The launch of derivatives trades reporting to trade repositories under EMIR, the European market infrastructure regulation, has gone “reasonably well”, according to the responsible regulator, ESMA, the European Securities and Markets Authority.
But Verena Ross (pictured), executive director of ESMA, admitted in a speech earlier this week to the Association for Financial Markets in Europe conference on liquidity that there were still “numerous issues to be solved”, such as: onboarding of reporting entities; identification of the legal entity identifier (LEI); ensuring harmonisation of codes; and improving data quality.

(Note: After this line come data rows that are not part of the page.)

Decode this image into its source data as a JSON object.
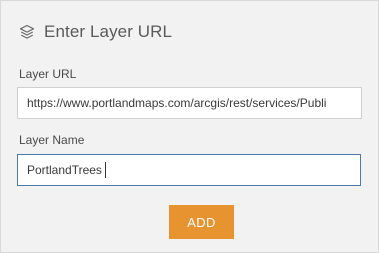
{
  "header": {
    "title": "Enter Layer URL",
    "icon": "layers-icon"
  },
  "form": {
    "url_label": "Layer URL",
    "url_value": "https://www.portlandmaps.com/arcgis/rest/services/Publi",
    "name_label": "Layer Name",
    "name_value": "PortlandTrees"
  },
  "actions": {
    "add_label": "ADD"
  },
  "colors": {
    "accent": "#e7932f",
    "panel_background": "#f2f2f2",
    "focus_border": "#4a7aa8"
  }
}
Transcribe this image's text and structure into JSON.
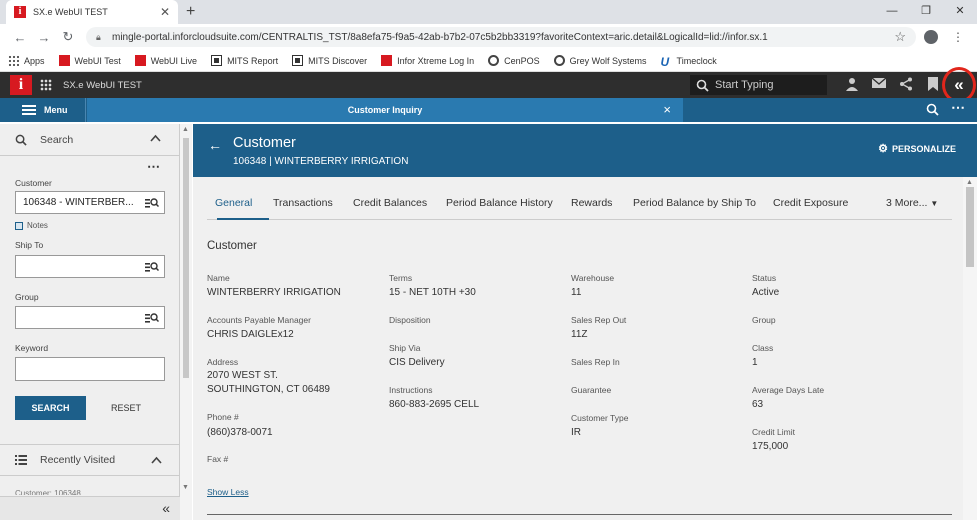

Ross explained that ESMA has provided guidance about how to “populate” reports on three separate occasions in the last few months and that it is working on additional initiatives. “As we have seen in other jurisdictions, that started off with reporting earlier than us, it takes some time to have a system of this size and complexity running smoothly and providing top quality data for supervisors at a global level,” she said. “But we are well on the way and the goal is worth the effort.”
“I am sure that the competent authorities that have the power to enforce non-compliance on reporting parties at national level, are conscious of the limitations and the sheer scale of such a big project and are working with the supervised entities and ESMA to improve their reporting quality in the shortest possible time period.”
More than just “a few tweaks”?
Ross’s comments echo – but in a more restrained fashion – the views published recently by industry magazine Banking Technology. It said that trade repositories reported “a largely smooth transition” on 12 February, the first day of reporting. “On the surface, all seemed to go well,” it said.
David Peniket, executive director of ICE Trade Vault Europe, which processed around 4.5 million trades on the first day of reporting, told the publication: “The first day of reporting occurred seamlessly.”
But Banking Technology noted criticism of ESMA’s decision to publish a new Q&A document just the day before trade reporting began, amid claims that the authorities had “rushed” the deadline. “Firms are now scrambling to work out the deltas to their business requirements specifications for how a trade is uniquely identified, what code to use to classify the product and ascertain how frequently multi-leg transaction reporting is required,” PJ di Giammarino, founder and chief executive of financial services think-tank JWG, wrote in a blog post. “Sound like a few tweaks? We think not. The reality is that the reporting is riddled with deep rooted problems.”